Отдаленный вой сирен подчеркивал его слова.
Минуты две, а то и четыре, голова колонны не двигалась с места, увеличиваясь в размере и заполнив перекресток с восточной стороны собора. Новости расползались по всей длине колонны, от головы до кончика хвоста, будто по нервной системе червяка, которого режут на мелкие кусочки. Тактические отряды спецназа начали рассекать колонну на части, загоняя группы демонстрантов в котлы боковых улочек, переулков и скверов, перекрывая все выходы. Пение озлобленно затихло, а потом и вовсе смолкло; пылкость сменилась раздражением, а потом гневом. Кошечки и собачки, ведьмочки и волшебники испуганно жались к родителям, которые яростно брызгали слюной в лица неподвижных полицейских. Над головой слышался рокот вертолетных винтов, то заглушая пронзительный вой сирен, то превращаясь в ритмичный аккомпанемент, а из Сити тем временем подтягивались толпы беженцев, которые, стараясь избежать возможной катастрофы, скапливались за спинами полицейских, перекрывших Чипсайд.
«Прохода нет. Демонстрация отменена».
Первая бутылка вылетела по низкой дуге откуда-то из центра колонны, закрутилась в воздухе, обрызгала головы полицейских какой-то жидкостью – то ли водой, то ли мочой – и разбилась о дорожный асфальт. За ней последовали другие.
По всей длине колонны, скрытые в толпе, теперь разделенной на толпы поменьше, те, кто явился на демонстрацию с масками в карманах, приняли это за сигнал к действию и надели маски. Пришло время бить стекла, поджигать машины и швырять камни.
Первые языки пламени появились неожиданно, будто цветы ранней весной, и, подхваченные легким ветерком, разнеслись на многие мили вокруг.
– Это реальная угроза, Лэм.
– Реальная угроза? Любительский самолетик, который, возможно, врежется в одно из зданий Сити? Это точно?
– Лучше не рисковать.
– И что, его собьют?
– Звено «харриеров» уже на крыле. Они сделают все необходимое.
– Над центром Лондона?
– Да, если понадобится.
– Ты с ума сошла?
– Джексон, послушай. Это… это именно то, чего мы опасаемся уже много лет. Это или нечто в этом роде.

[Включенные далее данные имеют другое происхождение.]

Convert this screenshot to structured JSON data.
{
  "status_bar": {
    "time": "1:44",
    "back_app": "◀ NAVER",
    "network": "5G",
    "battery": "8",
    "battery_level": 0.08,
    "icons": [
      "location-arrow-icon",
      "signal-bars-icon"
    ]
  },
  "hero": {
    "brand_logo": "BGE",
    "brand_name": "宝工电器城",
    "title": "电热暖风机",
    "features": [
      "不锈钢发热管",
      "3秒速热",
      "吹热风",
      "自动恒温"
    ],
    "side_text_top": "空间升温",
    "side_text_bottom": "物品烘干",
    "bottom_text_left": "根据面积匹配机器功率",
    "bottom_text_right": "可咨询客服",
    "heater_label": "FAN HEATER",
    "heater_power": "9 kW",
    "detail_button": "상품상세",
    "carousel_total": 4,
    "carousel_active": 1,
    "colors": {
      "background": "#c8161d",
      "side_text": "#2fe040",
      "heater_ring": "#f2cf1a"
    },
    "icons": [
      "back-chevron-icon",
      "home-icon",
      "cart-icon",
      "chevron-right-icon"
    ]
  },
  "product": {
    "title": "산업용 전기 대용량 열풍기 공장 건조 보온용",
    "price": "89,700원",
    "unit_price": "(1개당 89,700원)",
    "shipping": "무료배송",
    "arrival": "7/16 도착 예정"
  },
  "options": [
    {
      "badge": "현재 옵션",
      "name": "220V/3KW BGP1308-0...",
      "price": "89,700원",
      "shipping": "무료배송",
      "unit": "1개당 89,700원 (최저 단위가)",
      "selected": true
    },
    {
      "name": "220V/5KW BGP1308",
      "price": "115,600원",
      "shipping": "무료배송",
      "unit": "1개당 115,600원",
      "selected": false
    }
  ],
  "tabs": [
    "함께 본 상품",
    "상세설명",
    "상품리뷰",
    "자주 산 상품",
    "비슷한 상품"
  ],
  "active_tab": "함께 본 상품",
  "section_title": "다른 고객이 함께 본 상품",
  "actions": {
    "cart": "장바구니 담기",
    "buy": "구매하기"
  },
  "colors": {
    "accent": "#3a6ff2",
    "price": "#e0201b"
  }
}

– Типа малобюджетный вариант Одиннадцатого сентября? По-твоему, одинокий советский шпион на это способен? Катинский – ветеран холодной войны, а не варвар Нового мирового порядка.
– По-твоему, это совпадение, что как раз сейчас проходит встреча с Аркадием Пашкиным…
– Тавернер, дело не в Пашкине. Даже если бы в Москве знали, что вы с Уэббом замыслили безмозглый план его вербовки, они бы на такое не пошли. Они дождались бы, когда он вернется на родину, и утрамбовали бы его катком.
– Лэм…
– Нас в это заманили, шаг за шагом. Убийство Дикки Боу, след, проложенный в Апшот… еще бы факелы зажгли на посадочной полосе. Они попытались скрыть только убийство Мина Харпера. Вся эта заварушка на самом деле совсем не то, что мы думаем. Что сейчас происходит в «Игле»?
– Мы предупредили охрану, – сказала Тавернер. – Бригады пожарных уже выехали.
– А что предусматривает протокол при объявлении тревоги?
В летном клубе кое-что изменилось: холодильник и стулья остались на своих местах, на письменном столе по-прежнему лежали кипы документов, а вот со штабеля картонных коробок сдернули полиэтиленовую пленку, а сами коробки теперь высились разрушенной пирамидой. Ривер опустился на колени и начал рыться в коробках. В них хранили пачки конторской бумаги формата А4. На дне одной из коробок осталось несколько листов. С одним и тем же рисунком.
Грифф Йейтс вбежал в ангар, тяжело дыша. Лицо по-прежнему было перемазано кровью, зато в руке он держал телефон.
– Вот, я тут позаимствовал…
Ривер схватил мобильник и машинально, не задумываясь стал жать на кнопки большим пальцем.
– Кэтрин? Это не бомба.
С секунду она молчала.
– Кэтрин? Повторяю, это не…
– А что?
– Тревогу уже объявили?
– Ривер… Ты же сказал код «Сентябрь».
– Но ведь это слово не числится…
– Знаю. А еще я знаю, что под ним подразумевается. Поэтому я сообщила в Риджентс-Парк. Что вообще происходит, Ривер?
– А как отреагировала Контора?
– Объявили чрезвычайную ситуацию в Сити. Теракт. Непосредственная угроза.
– Черт возьми!
– Все высотные здания в Сити эвакуируют. И «Иглу» тоже. А там как раз проходит встреча с русскими… Ривер, не молчи.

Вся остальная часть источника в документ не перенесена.